La funzione proseguiva, vestita da riunione, volavano tra le farfalle parole come iPad, eBook, e stridevano… “La gente non legge, i GRANDI ci tagliano le gambe, le librerie falliscono, il vinile è stato soppiantato dal CD, poi dall’mp3, sarà così anche per la carta, che poi costa, pesa, occupa spazio, presto i contenuti saranno solo virtuali, guarda i quotidiani, poi i ragazzini vanno matti per queste cose elettroniche, la trasmissione dei saperi ormai passa da lì”. BLA BLA BLA.

Sono anni che esiste la possibilità di comprare o leggere un quotidiano online, è vero, e se si esclude la perdita di rapporti umani con l’edicolante, non cambia molto. Il giornale però ha scadenza, non ha in sé dignità di oggetto e, soprattutto, tende a essere a-sentimentale.

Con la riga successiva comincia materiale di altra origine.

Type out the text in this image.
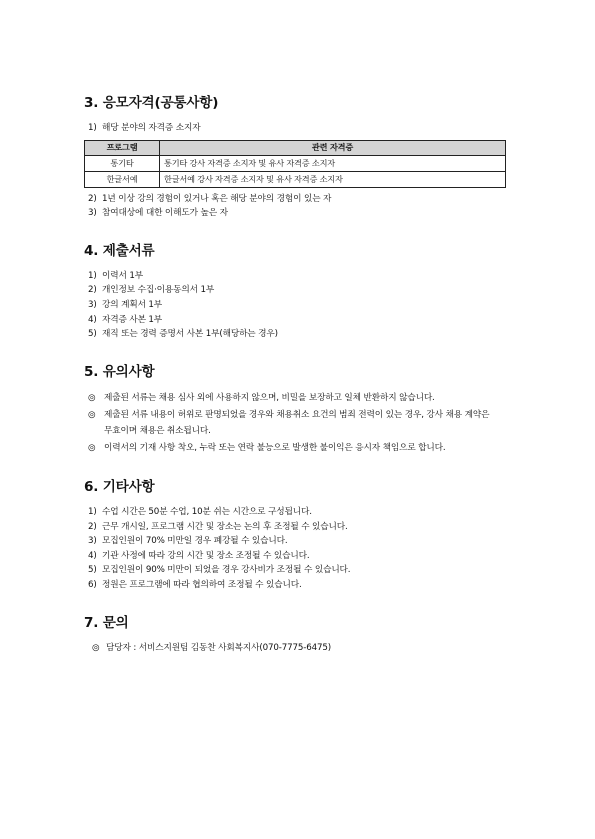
3. 응모자격(공통사항)
1) 해당 분야의 자격증 소지자
프로그램	관련 자격증
통기타	통기타 강사 자격증 소지자 및 유사 자격증 소지자
한글서예	한글서예 강사 자격증 소지자 및 유사 자격증 소지자
2) 1년 이상 강의 경험이 있거나 혹은 해당 분야의 경험이 있는 자
3) 참여대상에 대한 이해도가 높은 자
4. 제출서류
1) 이력서 1부
2) 개인정보 수집·이용동의서 1부
3) 강의 계획서 1부
4) 자격증 사본 1부
5) 재직 또는 경력 증명서 사본 1부(해당하는 경우)
5. 유의사항
◎ 제출된 서류는 채용 심사 외에 사용하지 않으며, 비밀을 보장하고 일체 반환하지 않습니다.
◎ 제출된 서류 내용이 허위로 판명되었을 경우와 채용취소 요건의 범죄 전력이 있는 경우, 강사 채용 계약은 무효이며 채용은 취소됩니다.
◎ 이력서의 기재 사항 착오, 누락 또는 연락 불능으로 발생한 불이익은 응시자 책임으로 합니다.
6. 기타사항
1) 수업 시간은 50분 수업, 10분 쉬는 시간으로 구성됩니다.
2) 근무 개시일, 프로그램 시간 및 장소는 논의 후 조정될 수 있습니다.
3) 모집인원이 70% 미만일 경우 폐강될 수 있습니다.
4) 기관 사정에 따라 강의 시간 및 장소 조정될 수 있습니다.
5) 모집인원이 90% 미만이 되었을 경우 강사비가 조정될 수 있습니다.
6) 정원은 프로그램에 따라 협의하여 조정될 수 있습니다.
7. 문의
◎ 담당자 : 서비스지원팀 김동찬 사회복지사(070-7775-6475)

Un libro no! Può stare su uno schermo il libro della vita? Quello che hai letto e riletto, quello che ti ha aperto un mondo, quello che ti avevano prestato e non hai mai dato indietro, perché quel libro ERA quella persona. Servono dei fogli per essere sorpresi dal rinvenimento fortuito di foto e appunti ormai datati. Libri come scrigni di scontrini vecchi e biglietti del treno. Come si sottolineano gli schermi? Come si tiene il segno senza poter piegare l’angolo in alto? Ci si può addormentare con un iPad in faccia? E le coste colorate sulle librerie, che fine faranno? Il tatto, l’olfatto, il rumore delle pagine, seppelliamo anche loro?

Caspita, ho uno spirito idealista che non avevo mai scoperto? O sono solo antica?

Quando si svolgeva quella conversazione erano mesi che andavo ripetendo in ogni angolo della redazione: “Io sono stufa, volevo fare la bidella”, già, lavorare nell’editoria è stressante, spesso frustrante.
È passato un anno e la mia redazione non esiste più, si lavora (ci si prova) da casa, sempre all’ombra di un monitor, lo stipendio arriva quando capita e la voglia diventa sempre meno.
Aveva forse ragione il mio editore?

Le cose vanno a rotoli, lentamente e implacabilmente, l’affitto è diventato prioritario, rubando il posto alle disquisizioni frivole sui “sé stesso o se stesso?”, sono sempre più stufa, forse dovrò cercare davvero un posto da bidella, ma adesso proprio non vorrei. Questo lavoro sta segando le gambe tutti i miei entusiasmi, eppure io lo amo, oggi più che mai, oggi che è quasi impossibile amarlo, io vorrei solo che continuasse a esistere e a lasciarsi fare.

Ho uno spirito romantico che non avevo mai scoperto prima?